The report says it is paramount that these countries develop skills and deliver programmes so that they can maximise the benefits of AI. This must happen on all levels of society.

For poor communities, it says STEM (science, technology, engineering and math) skills could lead to economic empowerment. For programmes intended to work under government supervision, the limited capacity of these governments must be kept in mind.

It says there are already initiatives to combat skills-based inequality, often geared towards marginalised groups. African-led NGO #iamthecode supports women and girls in learning how to code through STEAMD (Science, Technology, Engineering, Arts, Mathematics and Design). It aims to reach one million girls by 2030.
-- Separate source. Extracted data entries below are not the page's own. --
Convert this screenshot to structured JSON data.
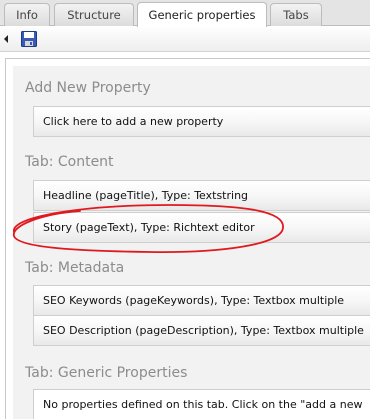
{
  "tabs": [
    {
      "label": "Info"
    },
    {
      "label": "Structure"
    },
    {
      "label": "Generic properties",
      "active": true
    },
    {
      "label": "Tabs"
    }
  ],
  "toolbar": {
    "back_icon": "triangle-left-icon",
    "save_icon": "floppy-disk-icon"
  },
  "add_property": {
    "title": "Add New Property",
    "button_label": "Click here to add a new property"
  },
  "sections": [
    {
      "title": "Tab: Content",
      "properties": [
        "Headline (pageTitle), Type: Textstring",
        "Story (pageText), Type: Richtext editor"
      ]
    },
    {
      "title": "Tab: Metadata",
      "properties": [
        "SEO Keywords (pageKeywords), Type: Textbox multiple",
        "SEO Description (pageDescription), Type: Textbox multiple"
      ]
    },
    {
      "title": "Tab: Generic Properties",
      "note": "No properties defined on this tab. Click on the \"add a new"
    }
  ],
  "colors": {
    "highlight_circle": "#e0191f",
    "section_title": "#8c8c8c",
    "panel_bg": "#f2f2f2"
  }
}
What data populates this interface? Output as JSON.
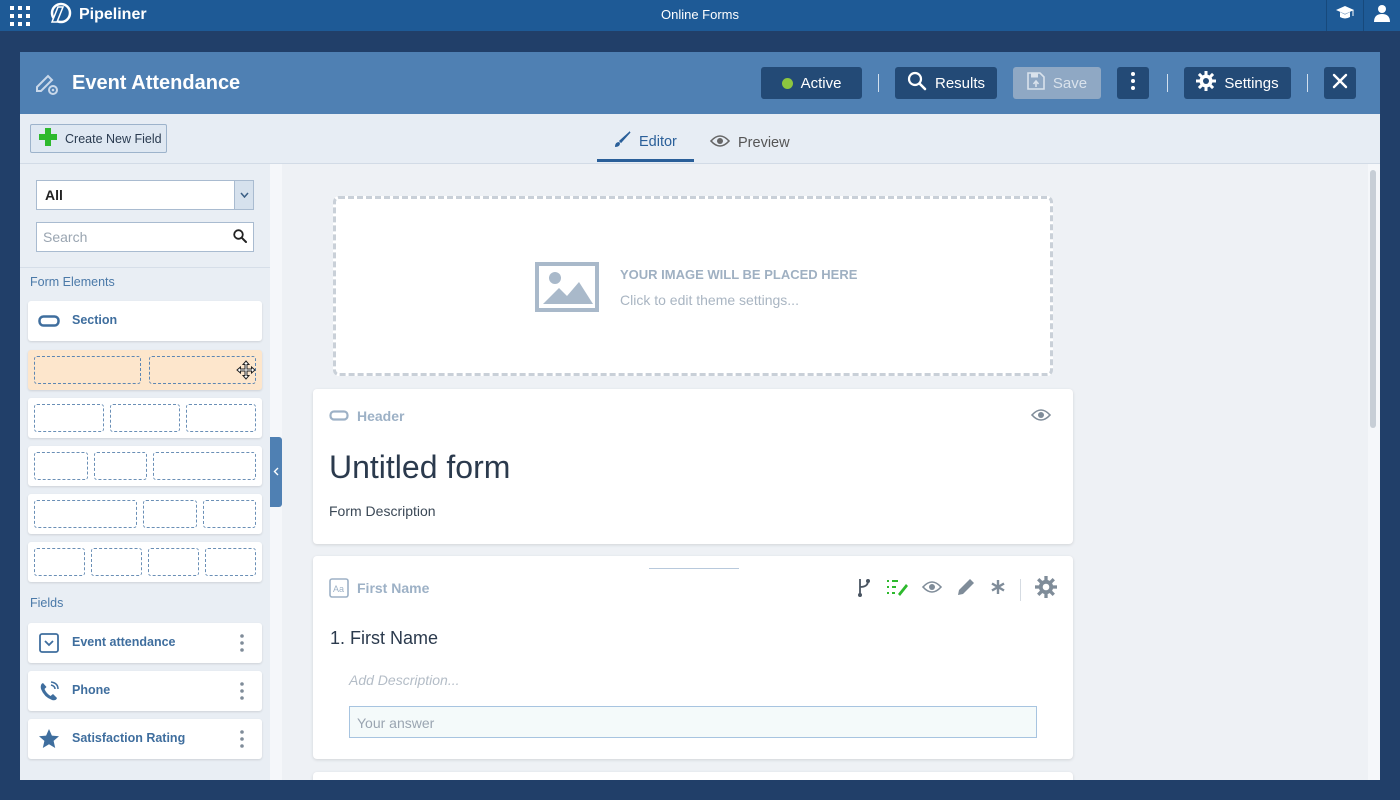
{
  "appbar": {
    "brand": "Pipeliner",
    "title": "Online Forms"
  },
  "window": {
    "title": "Event Attendance",
    "status_label": "Active",
    "status_color": "#8dc63f",
    "results_label": "Results",
    "save_label": "Save",
    "settings_label": "Settings"
  },
  "toolbar": {
    "create_field_label": "Create New Field",
    "tabs": [
      {
        "label": "Editor",
        "active": true
      },
      {
        "label": "Preview",
        "active": false
      }
    ]
  },
  "sidebar": {
    "filter_value": "All",
    "search_placeholder": "Search",
    "form_elements_label": "Form Elements",
    "section_label": "Section",
    "fields_label": "Fields",
    "fields": [
      {
        "label": "Event attendance",
        "icon": "dropdown-icon"
      },
      {
        "label": "Phone",
        "icon": "phone-icon"
      },
      {
        "label": "Satisfaction Rating",
        "icon": "star-icon"
      }
    ]
  },
  "canvas": {
    "image_placeholder_title": "YOUR IMAGE WILL BE PLACED HERE",
    "image_placeholder_hint": "Click to edit theme settings...",
    "header_card": {
      "label": "Header",
      "form_title": "Untitled form",
      "form_description": "Form Description"
    },
    "field_card": {
      "label": "First Name",
      "question": "1. First Name",
      "description_placeholder": "Add Description...",
      "answer_placeholder": "Your answer"
    }
  }
}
In South Africa, a group of data analysts primarily based at Barclays Africa in Johannesburg, have set up the ‘Africa Success’ initiative. It uses AI to provide mentorship, resilience training and educational support to underprivileged youth in three townships.

“Although programmes like these are valuable, there is a need for larger scale rollout and government investment in STEM,” it says.


A number of recommendations have been made for areas of action.

They include creating bridges between developers in low and middle income countries and high income countries, and provide economic support to AI developers from low and middle income countries to attend global AI conferences.

The necessary resources (technical, financial and human) need to be provided to embed closer relationships, collaboration and partnerships between AI initiatives in these countries.

It is also essential that the interests of low and middle income countries are represented in key debates and decisions relating to AI.

It urges the facilitation of access to open, good quality data to enable the development of AI technologies, while ensuring personal data is not misused

The foundation also calls for systems of liability, accountability (including the ‘right to an explanation’), justification, and redress for decisions made on the basis of AI, to be ensured.